In December 2023, Morita and Wrenn approached Gonzalez-Mora to collaborate and take over Hex’s space at night, after the chef had left El Toro Bruto at Resident Culture after two years.
The Hex team had witnessed his success there, and wanted to create a platform for him to have “creative freedom,” Morita told CharlotteFive. They have a soft spot for pop-ups anyway; Hex was born from a coffee pop-up outside of a beer shop in South End.
What came of that collaboration — food that felt very much like Gonzalez-Mora’s identity “without any apologies,” a mix of traditional and nontraditional Mexican cuisine, Morita said.
“Ultimately what we got out of this was seeing your heart on a plate,” Wrenn told Gonzalez-Mora.
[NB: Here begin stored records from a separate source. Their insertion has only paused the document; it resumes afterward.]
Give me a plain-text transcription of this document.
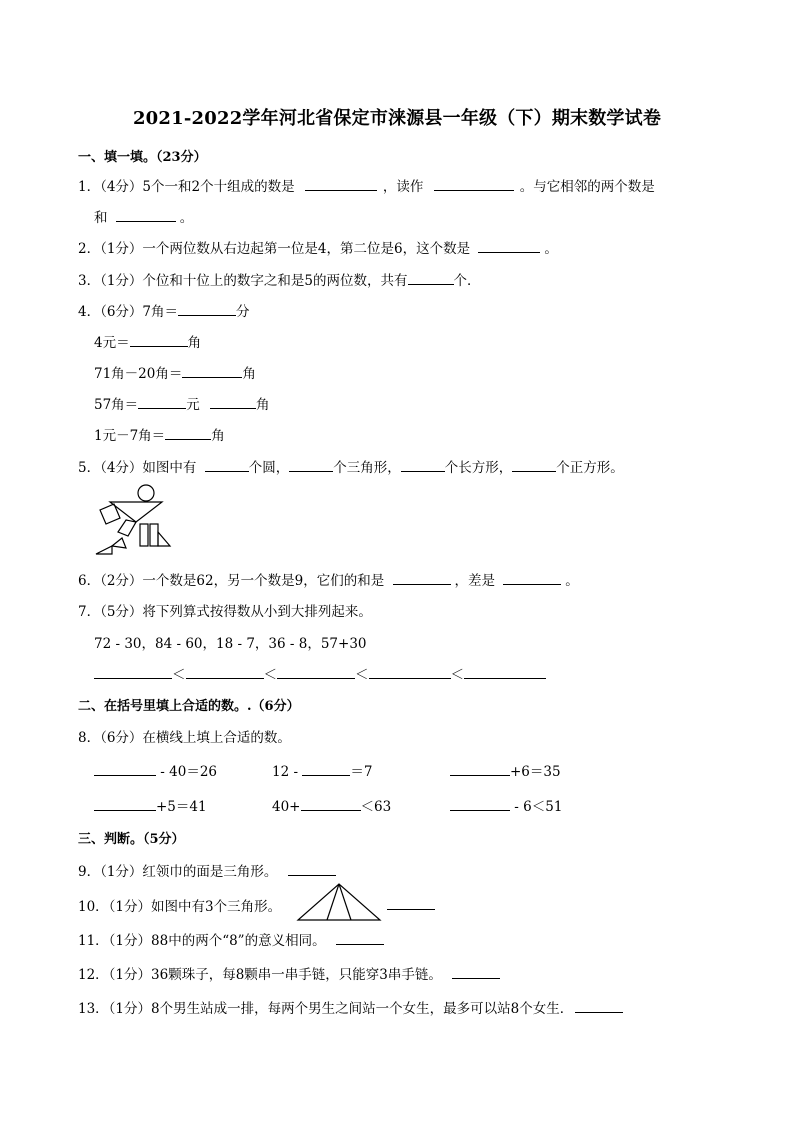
2021-2022学年河北省保定市涞源县一年级（下）期末数学试卷
一、填一填。（23分）
1．（4分）5个一和2个十组成的数是	，读作	。与它相邻的两个数是
和	。
2．（1分）一个两位数从右边起第一位是4，第二位是6，这个数是	。
3．（1分）个位和十位上的数字之和是5的两位数，共有	个．
4．（6分）7角＝	分
4元＝	角
71角－20角＝	角
57角＝	元	角
1元－7角＝	角
5．（4分）如图中有	个圆，	个三角形，	个长方形，	个正方形。
6．（2分）一个数是62，另一个数是9，它们的和是	，差是	。
7．（5分）将下列算式按得数从小到大排列起来。
72 - 30，84 - 60，18 - 7，36 - 8，57+30
＜	＜	＜	＜
二、在括号里填上合适的数。.（6分）
8．（6分）在横线上填上合适的数。
- 40＝26	12 -	＝7	+6＝35
+5＝41	40+	＜63	- 6＜51
三、判断。（5分）
9．（1分）红领巾的面是三角形。
10．（1分）如图中有3个三角形。
11．（1分）88中的两个“8”的意义相同。
12．（1分）36颗珠子，每8颗串一串手链，只能穿3串手链。
13．（1分）8个男生站成一排，每两个男生之间站一个女生，最多可以站8个女生．
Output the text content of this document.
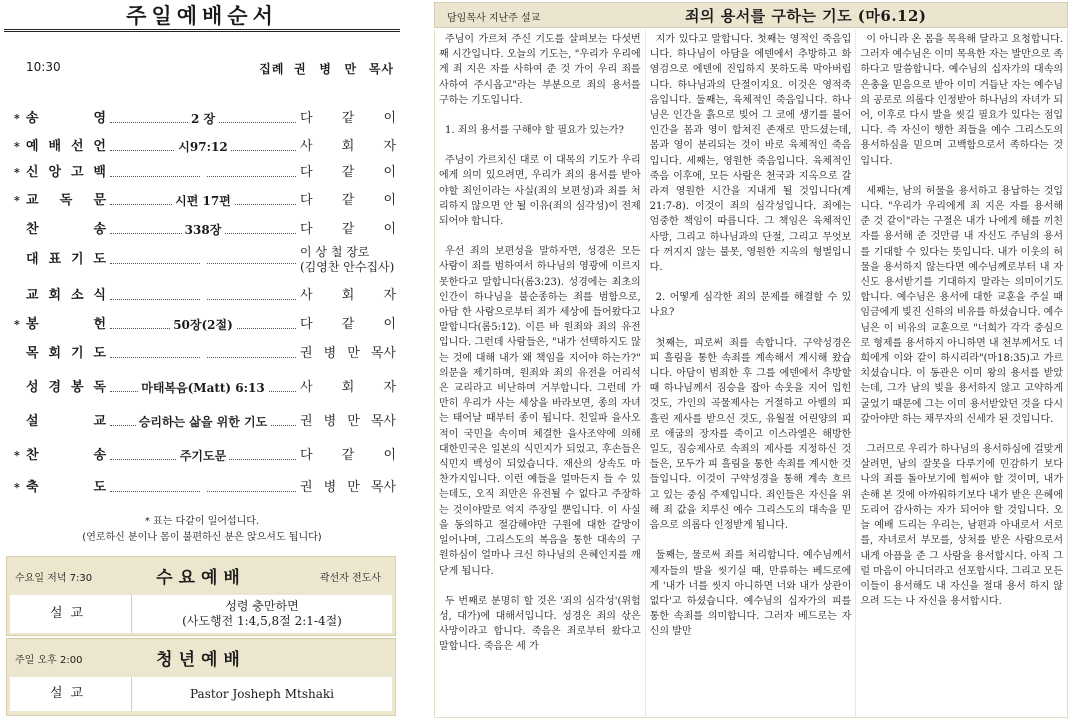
주일예배순서
10:30	집례 권 병 만 목사
* 송	영	2 장	다 같 이
* 예 배 선 언	시97:12	사 회 자
* 신 앙 고 백	다 같 이
* 교 독 문	시편 17편	다 같 이
찬	송	338장	다 같 이
대 표 기 도	이 상 철 장로
(김영찬 안수집사)
교 회 소 식	사 회 자
* 봉	헌	50장(2절)	다 같 이
목 회 기 도	권 병 만 목사
성 경 봉 독	마태복음(Matt) 6:13	사 회 자
설	교	승리하는 삶을 위한 기도	권 병 만 목사
* 찬	송	주기도문	다 같 이
* 축	도	권 병 만 목사
* 표는 다같이 일어섭니다.
(연로하신 분이나 몸이 불편하신 분은 앉으셔도 됩니다)
수요일 저녁 7:30	수요예배	곽선자 전도사
설교	성령 충만하면
(사도행전 1:4,5,8절 2:1-4절)
주일 오후 2:00	청년예배
설교	Pastor Josheph Mtshaki
담임목사 지난주 설교	죄의 용서를 구하는 기도 (마6.12)

주님이 가르쳐 주신 기도를 살펴보는 다섯번째 시간입니다. 오늘의 기도는, "우리가 우리에게 죄 지은 자를 사하여 준 것 가이 우리 죄를 사하여 주시옵고"라는 부분으로 죄의 용서를 구하는 기도입니다.

1. 죄의 용서를 구해야 할 필요가 있는가?

주님이 가르치신 대로 이 대목의 기도가 우리에게 의미 있으려면, 우리가 죄의 용서를 받아야할 죄인이라는 사실(죄의 보편성)과 죄를 처리하지 않으면 안 될 이유(죄의 심각성)이 전제되어야 합니다.

우선 죄의 보편성을 말하자면, 성경은 모든 사람이 죄를 범하여서 하나님의 영광에 이르지 못한다고 말합니다(롬3:23). 성경에는 최초의 인간이 하나님을 불순종하는 죄를 범함으로, 아담 한 사람으로부터 죄가 세상에 들어왔다고 말합니다(롬5:12). 이른 바 원죄와 죄의 유전입니다. 그런데 사람들은, "내가 선택하지도 않는 것에 대해 내가 왜 책임을 지어야 하는가?" 의문을 제기하며, 원죄와 죄의 유전을 어리석은 교리라고 비난하며 거부합니다. 그런데 가만히 우리가 사는 세상을 바라보면, 종의 자녀는 태어날 때부터 종이 됩니다. 친일파 을사오적이 국민을 속이며 체결한 을사조약에 의해 대한민국은 일본의 식민지가 되었고, 후손들은 식민지 백성이 되었습니다. 재산의 상속도 마찬가지입니다. 이런 예들을 얼마든지 들 수 있는데도, 오직 죄만은 유전될 수 없다고 주장하는 것이야말로 억지 주장일 뿐입니다. 이 사실을 동의하고 절감해야만 구원에 대한 갈망이 일어나며, 그리스도의 복음을 통한 대속의 구원하심이 얼마나 크신 하나님의 은혜인지를 깨닫게 됩니다.

두 번째로 분명히 할 것은 '죄의 심각성'(위험성, 대가)에 대해서입니다. 성경은 죄의 삯은 사망이라고 합니다. 죽음은 죄로부터 왔다고 말합니다. 죽음은 세 가

지가 있다고 말합니다. 첫째는 영적인 죽음입니다. 하나님이 아담을 에덴에서 추방하고 화염검으로 에덴에 진입하지 못하도록 막아버립니다. 하나님과의 단절이지요. 이것은 영적죽음입니다. 둘째는, 육체적인 죽음입니다. 하나님은 인간을 흙으로 빚어 그 코에 생기를 불어 인간을 몸과 영이 합쳐진 존재로 만드셨는데, 몸과 영이 분리되는 것이 바로 육체적인 죽음입니다. 세째는, 영원한 죽음입니다. 육체적인 죽음 이후에, 모든 사람은 천국과 지옥으로 갈라져 영원한 시간을 지내게 될 것입니다(계21:7-8). 이것이 죄의 심각성입니다. 죄에는 엄중한 책임이 따릅니다. 그 책임은 육체적인 사망, 그리고 하나님과의 단절, 그리고 무엇보다 꺼지지 않는 불못, 영원한 지옥의 형벌입니다.

2. 어떻게 심각한 죄의 문제를 해결할 수 있나요?

첫째는, 피로써 죄를 속합니다. 구약성경은 피 흘림을 통한 속죄를 계속해서 계시해 왔습니다. 아담이 범죄한 후 그를 에덴에서 추방할 때 하나님께서 짐승을 잡아 속옷을 지어 입힌 것도, 가인의 곡물제사는 거절하고 아벨의 피흘린 제사를 받으신 것도, 유월절 어린양의 피로 애굽의 장자를 죽이고 이스라엘은 해방한 일도, 짐승제사로 속죄의 제사를 지정하신 것들은, 모두가 피 흘림을 통한 속죄를 계시한 것들입니다. 이것이 구약성경을 통해 계속 흐르고 있는 중심 주제입니다. 죄인들은 자신을 위해 죄 값을 치루신 예수 그리스도의 대속을 믿음으로 의롭다 인정받게 됩니다.

둘째는, 물로써 죄를 처리합니다. 예수님께서 제자들의 발을 씻기실 때, 만류하는 베드로에게 '내가 너를 씻지 아니하면 너와 내가 상관이 없다'고 하셨습니다. 예수님의 십자가의 피를 통한 속죄를 의미합니다. 그러자 베드로는 자신의 발만

이 아니라 온 몸을 목욕해 달라고 요청합니다. 그러자 예수님은 이미 목욕한 자는 발만으로 족하다고 말씀합니다. 예수님의 십자가의 대속의 은총을 믿음으로 받아 이미 거듭난 자는 예수님의 공로로 의롭다 인정받아 하나님의 자녀가 되어, 이후로 다시 발을 씻길 필요가 있다는 점입니다. 즉 자신이 행한 죄들을 예수 그리스도의 용서하심을 믿으며 고백함으로서 족하다는 것입니다.

세째는, 남의 허물을 용서하고 용납하는 것입니다. "우리가 우리에게 죄 지은 자를 용서해 준 것 같이"라는 구절은 내가 나에게 해를 끼친 자를 용서해 준 것만큼 내 자신도 주님의 용서를 기대할 수 있다는 뜻입니다. 내가 이웃의 허물을 용서하지 않는다면 예수님께로부터 내 자신도 용서받기를 기대하지 말라는 의미이기도 합니다. 예수님은 용서에 대한 교훈을 주실 때 임금에게 빚진 신하의 비유를 하셨습니다. 예수님은 이 비유의 교훈으로 "너희가 각각 중심으로 형제를 용서하지 아니하면 내 천부께서도 너희에게 이와 같이 하시리라"(마18:35)고 가르치셨습니다. 이 동관은 이미 왕의 용서를 받았는데, 그가 남의 빚을 용서하지 않고 고약하게 굴었기 때문에 그는 이미 용서받았던 것을 다시 갚아야만 하는 채무자의 신세가 된 것입니다.

그러므로 우리가 하나님의 용서하심에 걸맞게 살려면, 남의 잘못을 다루기에 민감하기 보다 나의 죄를 돌아보기에 힘써야 할 것이며, 내가 손해 본 것에 아까워하기보다 내가 받은 은혜에 도리어 감사하는 자가 되어야 할 것입니다. 오늘 예배 드리는 우리는, 남편과 아내로서 서로를, 자녀로서 부모를, 상처를 받은 사람으로서 내게 아픔을 준 그 사람을 용서합시다. 아직 그럴 마음이 아니더라고 선포합시다. 그리고 모든 이들이 용서해도 내 자신을 절대 용서 하지 않으려 드는 나 자신을 용서합시다.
What’s next for Gonzalez-Mora?
As Gonzalez-Mora approaches turning 33, he said he wants to make “an impactful career move” for himself. Although, he doesn’t quite know what that is yet.
Gonzalez-Mora wants to stay in the industry, but he needs time to “look around to see if it is here, or if it’s somewhere else in the country,” he said. After he trains up Hex’s new chef, Gonzalez-Mora will head to Mexico and see his mom.
“I think it’s good for me to not escape, but just to be in a different place,” he said.
Evolving identity
While Hex won’t be flipping into a brand new concept at night anymore, it will likely evolve as Camp North End itself evolves with now-open apartments, and “with some strong additions to the tenant lineup here like Thrift Pony and Gravity Pizza,” Wrenn said.
Wrenn expects increased food traffic eventually, although he recognizes the anticipated financial dip from losing Noche Bruta.
“We feel like Camp is on the right trajectory to become more centered around daily life,” Wrenn said. “We’re hoping that is the direction we can go.”